Updated

This is a partial transcript of "The Big Story With John Gibson," May 3, 2007, that has been edited for clarity.

JOHN GIBSON, HOST: The "Big Investigation": A young man from New Jersey went to Utah to test his survival skills. He did not come back alive.

Dave Buschow died of thirst on the second day of a 28-day wilderness program. His family said someone should have saved him. The wilderness school says Buschow is the one to blame. "Big Story" correspondent Douglas Kennedy has our report.

DOUGLAS KENNEDY, BIG STORY CORRESPONDENT: Yeah, John, this story is a real tragedy because people around this man had water, but they didn't give it to him. His family says it's almost unthinkable.

(BEGIN VIDEOTAPE)

KENNEDY (VOICE-OVER): Imagine you're in the Utah desert, dehydrated, with no water. Now imagine someone right next to you has water, but won't give you any. That's the charge being leveled today at a Colorado-based survival school by a mother of the student who died of dehydration.

PAT HERBERT, MOTHER OF DAVE BUSCHOW: My son could be alive today had someone just given him some water.

KENNEDY: Last July, Pat Herbert's 29-year-old son Dave Buschow was looking for some adventure and signed up for a 28-day survival challenge with BOSS, or Boulder Outdoor Survival School. Herbert says the instructors pushed Dave all day in 100-degree heat. She says they refused him water even after he began to slur his words, a sure sign of severe dehydration. She says her son even began to hallucinate, mistaking a tree for a person.

HERBERT: He was just within yards of the water and he could hear everyone in the distance, you know, hootin' and hollering and being happy that they found the water. And he yelled up, "Did you find water?" and they said yes and he couldn't make it.

KENNEDY: BOSS is run by Josh Bernstein, one of the country's best-known survivalists and host of The History Channel's "Digging for the Truth." On his Web site he says that the main goal of this course is to push people past "those false limits your mind has set for your body." But the sheriff's deputy who tried to revive Buschow at the desert camp says they push too hard.

RAY GARDNER, GARFIELD CO SHERIFF DEPUTY: I think it's tragic, that the staff members had water with them, and secondly that he was so close to the destination for the evening, which was a water source.

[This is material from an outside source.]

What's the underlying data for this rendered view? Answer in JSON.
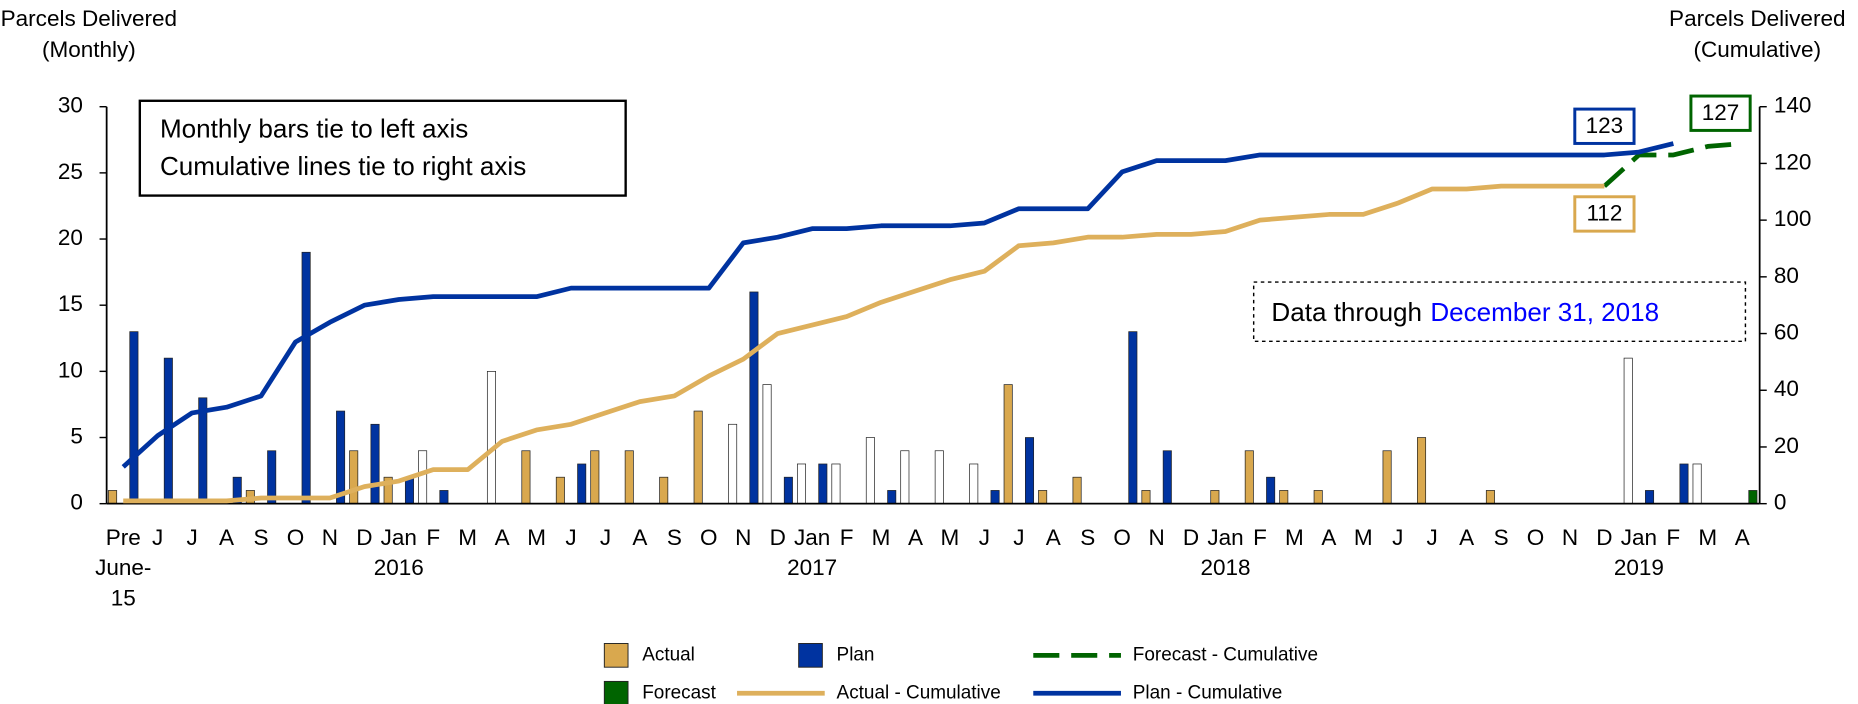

KENNEDY: And you obviously would have given him water no matter how far or close he was.

GARDNER: Well, sure, I would have. I mean, I wouldn't have wanted to assume that kind of liability.

KENNEDY: In an interview with the Associated Press, Bernstein expressed regret over Buschow's death, but said everything appeared normal up until he died. "He seemed capable of completing the hike to the camp that evening." Buschow's mother isn't buying it.

HERBERT: They could have given him water at any time and they did not. At the end when he said could you bring some to me, and he even asked for it, he did not get it. Something as simple as water and my son would be home talking about his trip today.

(END VIDEOTAPE)

KENNEDY: A spokesperson for BOSS says Buschow knew how challenging it would be and signed a waiver stating he understood the risks. Nonetheless, the U.S. Forest Service has stopped BOSS from using Dixie National Forest where the incident occurred. Obviously, John, Buschow's mother is seriously considering a lawsuit here.

GIBSON: Did I read in this story today that one of the other participants, like Buschow, could hear water sloshing in the pack of one of the guides and knew that guy had water?

KENNEDY: That's right. There was water with the instructor that was standing by Buschow when he died.

GIBSON: And didn't tell him?

KENNEDY: And he did not tell him. There was water 100 yards away. Everybody's whooping and yelling, "We found the water" and he's yelling, "Give it to me. Can you bring it to me?" and they said, "No, you can make it, you can make it," and he didn't make it.

GIBSON: Douglas Kennedy, thanks very much.